Les auteurs de cette étude se demandent donc si les bilans de santé n’entraîneraient pas des surdiagnostics. Autrement dit, est-ce qu’ils ne conduiraient pas dépister des maladies qui auraient pu rester cachées ?

Les check-up sont-ils inutiles ? Au vu des résultats qui viennent d’être publiés, la question mérite d’être posée. Dès 1979, les autorités canadiennes ont recommandé d’en finir avec le bilan de santé annuel. Dix ans plus tard, les Etats-Unis s’engagent sur la même voix et préconisent de ne réaliser que des bilans ciblés, en se focalisant sur les facteurs de risque de chaque individu.
Bien sûr, le bilan de santé prescrit par un médecin pour son patient n'est pas remis en cause. Par exemple, l'utilité de faire un check-up cardiologique entre 40 et 50 ans à l'occasion de la reprise d'une activité physique se justifie pleinement. Mais, pour François Bourdillon, praticien hospitalier en santé publique à la Pitié-Salpêtrière (Paris) « le check-up systématique et identique pour tout le monde, ça n’a effectivement aucun sens. Même les bilans réalisés, en population générale, par la sécurité sociale n’ont jamais réellement démontré leur intérêt », déclare l’ancien président de la Société française de santé publique.
S’ils ont du mal à faire la preuve de leur efficacité, c’est tout d’abord parce que les personnes qui se rendent dans les centres d’examens de santé ne sont pas forcément les plus à risque. Elles se préoccupent bien souvent de leur santé et sont donc prises en charge par ailleurs. L’autre explication, « c’est sans doute que les médecins généralistes font bien leur boulot de prévention », estiment les auteurs de l’étude parue dans la Cochrane Collaboration.

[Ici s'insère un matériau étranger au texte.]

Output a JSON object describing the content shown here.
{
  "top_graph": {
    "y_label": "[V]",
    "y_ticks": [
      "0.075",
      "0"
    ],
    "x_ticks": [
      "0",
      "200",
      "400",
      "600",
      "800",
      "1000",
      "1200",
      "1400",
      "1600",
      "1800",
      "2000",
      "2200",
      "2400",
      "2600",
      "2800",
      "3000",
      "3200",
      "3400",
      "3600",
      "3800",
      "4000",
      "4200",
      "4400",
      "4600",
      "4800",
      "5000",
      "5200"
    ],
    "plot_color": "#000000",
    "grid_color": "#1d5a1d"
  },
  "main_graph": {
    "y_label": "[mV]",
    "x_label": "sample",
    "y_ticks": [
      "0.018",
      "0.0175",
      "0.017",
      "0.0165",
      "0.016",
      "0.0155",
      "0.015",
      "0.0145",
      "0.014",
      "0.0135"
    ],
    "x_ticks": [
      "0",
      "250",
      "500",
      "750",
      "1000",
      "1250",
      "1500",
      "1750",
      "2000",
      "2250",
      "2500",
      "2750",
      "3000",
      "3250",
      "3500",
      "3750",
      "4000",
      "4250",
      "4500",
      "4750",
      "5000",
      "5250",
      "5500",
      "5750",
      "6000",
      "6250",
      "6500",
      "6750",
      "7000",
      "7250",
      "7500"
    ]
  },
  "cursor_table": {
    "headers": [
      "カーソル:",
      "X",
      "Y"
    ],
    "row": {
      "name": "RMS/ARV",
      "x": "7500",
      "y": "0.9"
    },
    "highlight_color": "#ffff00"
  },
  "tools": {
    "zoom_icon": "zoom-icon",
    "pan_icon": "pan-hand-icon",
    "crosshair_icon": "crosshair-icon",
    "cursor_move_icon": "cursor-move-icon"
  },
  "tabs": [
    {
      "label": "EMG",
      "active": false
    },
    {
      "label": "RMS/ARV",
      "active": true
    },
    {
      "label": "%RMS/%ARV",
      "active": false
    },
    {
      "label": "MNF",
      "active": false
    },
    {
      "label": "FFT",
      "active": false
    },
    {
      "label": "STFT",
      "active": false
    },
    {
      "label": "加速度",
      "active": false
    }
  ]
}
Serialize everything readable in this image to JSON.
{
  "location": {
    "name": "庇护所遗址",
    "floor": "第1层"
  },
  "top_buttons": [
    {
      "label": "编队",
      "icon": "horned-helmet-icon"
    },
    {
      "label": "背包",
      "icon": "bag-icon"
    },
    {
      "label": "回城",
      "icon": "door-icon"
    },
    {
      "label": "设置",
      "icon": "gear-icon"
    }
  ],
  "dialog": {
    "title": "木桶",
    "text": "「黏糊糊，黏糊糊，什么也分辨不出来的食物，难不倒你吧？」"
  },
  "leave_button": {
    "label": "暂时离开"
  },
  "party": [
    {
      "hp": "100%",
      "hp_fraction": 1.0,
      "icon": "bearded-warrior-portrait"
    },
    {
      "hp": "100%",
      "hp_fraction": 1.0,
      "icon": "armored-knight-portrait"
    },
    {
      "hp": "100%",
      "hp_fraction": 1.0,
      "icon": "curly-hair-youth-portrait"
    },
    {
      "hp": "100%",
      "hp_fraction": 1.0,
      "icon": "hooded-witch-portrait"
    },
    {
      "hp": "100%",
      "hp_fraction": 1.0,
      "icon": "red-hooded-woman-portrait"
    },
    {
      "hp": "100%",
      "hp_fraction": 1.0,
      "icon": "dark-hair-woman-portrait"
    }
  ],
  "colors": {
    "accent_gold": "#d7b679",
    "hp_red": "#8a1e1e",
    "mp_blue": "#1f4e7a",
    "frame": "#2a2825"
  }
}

En France, l’assurance maladie continue pourtant à proposer tous les cinq ans un examen de santé gratuit, à tous les assurés du régime général et aux membres de leur famille. Mais depuis la loi de 1945 et l’instauration de ces check-up, la sécu a fait évoluer le dispositif. Il comporte généralement des analyses de sang et d’urine, un examen respiratoire, des tests d’audition, de vision et un examen bucco-dentaire.
Mais « aujourd’hui, le bilan n’est pas le même à 20 ans, 40 ans ou 60 ans, insiste le Pr Philippe Amouyel, directeur d’une unité Inserm de santé publique. Certains centres d’examen se sont par exemple spécialisés sur les adolescents. » Un entretien personnalisé avec le médecin du CES est aussi réalisé. Il commente les résultats et pratique un examen clinique complet. Le mode de vie, les antécédents personnels et familiaux, la participation aux programmes de dépistage, le suivi des vaccinations sont aussi abordés. Et globalement, ce sont les bénéficiaires du RSA et de la CMU, les chômeurs et les personnes vulnérables qui sont les principaux bénéficiaires de ces bilans de santé.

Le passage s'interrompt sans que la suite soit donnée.